動作が終わったとき、コンパクトに格納したい! そんな機構を作るときのよいお手本が、航空機の車輪格納機構だ。
前回は、四節リンクの応用編として、リンクを組み合わせて特徴のある動作をするものを紹介しました。今回の事例は、四節リンクを使ってリンクをコンパクトに折りたたむ機構の参考となる航空機の車輪格納機構を紹介します。
リンクの一部をストッパに押し当てることで動作を拘束し、外力を受けるとリンク全体が拘束される機能を持ちます。また、駆動リンクを時計回り(CW)に駆動させると拘束が解けリンクが格納されます。
リンクの外部にストッパを設けることで剛性の高い構造になります。負荷が軽い場合は駆動リンクと中間リンクの間で板金を曲げるなどしてストッパが設計できますが、寸法バラツキによりリンクが拘束される位置精度が悪くなる可能性があります。
図1のアニメーションから、下記のことが分かります。
この機構では、思案点を通り越してから折りたたまれるため、思案点を通過するときに瞬間ですがタイヤが相対的に下側に伸びるスペースを必要とします。
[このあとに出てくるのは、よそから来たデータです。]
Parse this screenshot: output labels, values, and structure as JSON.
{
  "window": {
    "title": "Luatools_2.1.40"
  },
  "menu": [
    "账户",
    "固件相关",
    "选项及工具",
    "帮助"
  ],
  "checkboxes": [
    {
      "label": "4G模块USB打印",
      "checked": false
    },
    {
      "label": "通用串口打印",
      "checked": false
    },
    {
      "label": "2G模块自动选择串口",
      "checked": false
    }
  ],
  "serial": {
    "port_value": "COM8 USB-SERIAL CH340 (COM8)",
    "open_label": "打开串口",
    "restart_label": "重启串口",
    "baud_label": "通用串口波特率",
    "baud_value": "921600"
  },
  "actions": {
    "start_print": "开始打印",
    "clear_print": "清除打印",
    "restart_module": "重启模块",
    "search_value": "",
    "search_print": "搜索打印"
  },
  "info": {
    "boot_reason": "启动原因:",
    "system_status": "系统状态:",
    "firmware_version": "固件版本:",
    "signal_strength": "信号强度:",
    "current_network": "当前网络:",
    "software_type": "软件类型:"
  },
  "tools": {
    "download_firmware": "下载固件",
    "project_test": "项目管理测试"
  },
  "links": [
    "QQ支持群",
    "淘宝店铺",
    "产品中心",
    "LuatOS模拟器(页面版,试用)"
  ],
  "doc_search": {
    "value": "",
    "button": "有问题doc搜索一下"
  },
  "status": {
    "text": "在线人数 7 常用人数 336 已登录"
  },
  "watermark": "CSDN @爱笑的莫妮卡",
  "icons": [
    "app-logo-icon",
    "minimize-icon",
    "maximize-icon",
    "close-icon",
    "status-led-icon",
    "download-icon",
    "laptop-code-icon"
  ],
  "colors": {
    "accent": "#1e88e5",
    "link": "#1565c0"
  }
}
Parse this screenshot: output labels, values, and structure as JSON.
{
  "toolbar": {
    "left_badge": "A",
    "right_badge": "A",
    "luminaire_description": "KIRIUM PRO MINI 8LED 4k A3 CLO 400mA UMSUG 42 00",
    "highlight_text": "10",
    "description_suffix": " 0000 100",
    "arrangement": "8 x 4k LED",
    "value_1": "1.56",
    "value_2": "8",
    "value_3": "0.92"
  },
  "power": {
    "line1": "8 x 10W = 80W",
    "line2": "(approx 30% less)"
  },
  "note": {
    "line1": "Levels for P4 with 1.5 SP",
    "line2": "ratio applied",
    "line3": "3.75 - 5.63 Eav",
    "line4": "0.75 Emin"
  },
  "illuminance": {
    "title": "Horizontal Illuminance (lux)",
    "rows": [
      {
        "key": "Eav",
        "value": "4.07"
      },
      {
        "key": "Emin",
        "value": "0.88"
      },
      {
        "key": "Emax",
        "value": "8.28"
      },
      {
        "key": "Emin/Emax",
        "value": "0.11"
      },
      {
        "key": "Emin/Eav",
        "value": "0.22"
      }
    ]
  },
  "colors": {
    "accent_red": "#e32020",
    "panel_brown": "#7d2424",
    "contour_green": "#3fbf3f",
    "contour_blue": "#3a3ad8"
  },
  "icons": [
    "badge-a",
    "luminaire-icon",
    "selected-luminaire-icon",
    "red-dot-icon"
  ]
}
思案点とは、リンク機構などにおいて隣接するリンク同士が一直線になり力がゼロとなる点をいいます。別名、死点(デッドポイント)とも呼ばれます。思案点では、リンクが拘束されないことで、駆動を与えても左右どちらにも動くことができるため、動作が分からないなどの不具合が生じます。
例えば、下図のようなリンク構造において、従動リンクと中間リンクが一直線上にレイアウトされています。この状態で駆動リンクを反時計回り(CCW)に回転させたとき、従動リンクはどのように動作するでしょうか?
思案点から動作を開始する場合、慣性力が期待できないため、上図のようにどちらにリンクが動作するのか判断できないのです。ただし、かなり高い確率で左側の図の下側に折れると考えられます。その理由は、従動リンクと中間リンクがCAD上では水平に配置されていますが、それぞれのリンクの支点である回転対偶には必ずガタを持っています。
このガタと重力により、従動リンクと中間リンクは必ずわずかに下方に垂れ下がるので、その状態で駆動リンクAを動作させると下側に折れるからです。
ところが、ガタと重力による垂れ下がりはあくまでも期待値であるため、100%動作を保証できるものではありません。もし、振動が加えられている状態で動作を始めた場合は、ますますその確率が下がってしまいます。
製品設計では、100%の動作保証をしなければいけないため、あらかじめ動作したい方にばねを掛ける、あるいはリンクの長さを長くして最初から動作したい方向にリンクを折り曲げる構造にすべきなのです。